With both teams facing 0-2 deficits in their prospective playoff first rounds of the league championship series, the Giants did the improbable – actually, accomplishing what has never been done in the National League, and never in history for playing on the road – beating the central division-champion Cincinnati Reds three straight games to take the series.
Now San Francisco is the place where the National League best-of-seven-game championship series has begun and, of course, keeping in character, the Giants lost Sunday night’s opener to the defending World Series champion St.
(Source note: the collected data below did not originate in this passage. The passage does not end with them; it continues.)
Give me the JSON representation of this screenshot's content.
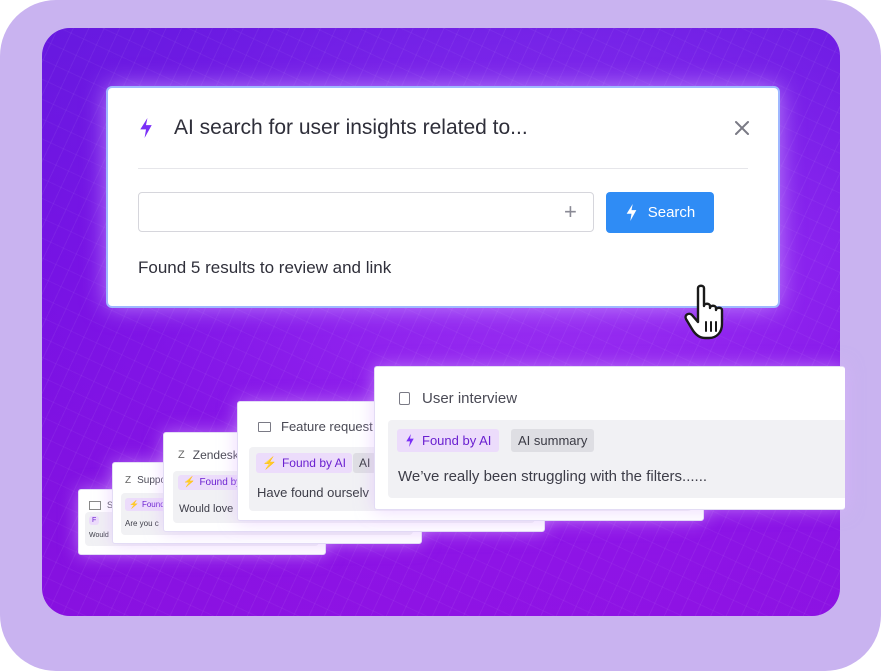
{
  "dialog": {
    "title": "AI search for user insights related to...",
    "search_placeholder": "",
    "search_button": "Search",
    "result_text": "Found 5 results to review and link"
  },
  "cards": {
    "interview": {
      "title": "User interview",
      "tag_ai": "Found by AI",
      "tag_summary": "AI summary",
      "text": "We’ve really been struggling with the filters......"
    },
    "feature": {
      "title": "Feature request",
      "tag_ai": "Found by AI",
      "tag_summary": "AI",
      "text": "Have found ourselv"
    },
    "zendesk": {
      "title": "Zendesk",
      "tag_ai": "Found by",
      "text": "Would love"
    },
    "support": {
      "title": "Suppo",
      "tag_ai": "Found",
      "text": "Are you c"
    },
    "email": {
      "title": "Si",
      "tag_ai": "F",
      "text": "Would"
    }
  },
  "icons": {
    "bolt": "lightning-bolt-icon",
    "close": "close-icon",
    "plus": "plus-icon",
    "cursor": "hand-pointer-icon"
  },
  "colors": {
    "accent": "#2f8cf5",
    "ai_purple": "#7b2ff7",
    "background": "#8a22ee"
  }
}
Louis Cardinals in front of their home fans, who, so far in three playoff games, haven’t witnessed a winning ending.
But this has become the ongoing postseason scenario for the Giants, which is opposite of the script they followed in capturing the 2010 National League pennant and World Series championship – providing powerful drama that’s not for the faint-at-heart and light-drama lovers.
This is for gritty fans, who want their team to win one in front of the locals – maybe it happened last night – while continuing their victorious road show.
This is classic theater at its best, and not only for sports fans, but for theatrical patrons as well, because baseball is not governed by time or chapter constraints.
It’s loaded with action, suspense, drama, humor and even romance in a sporting way involving a love for the game and the journey toward glory.
While the Giants continue their challenging quest for a second World Series title in three years, the Oakland A’s fell painfully short of setting up another possible “Bay Bridge Series” after falling behind 0-2 in their American League playoff series with the Tigers at Comerica Park in Detroit, before returning to the Bay Area and winning two straight.
Then came that faithful fifth game at the Oakland Coliseum, which slipped the grasp of the A’s and ended their magical journey to a title and to the doorstep leading to a shot at playing in the World Series.
But what the A’s accomplished with their underdog achievements was high-level theater and set the stage for future fun.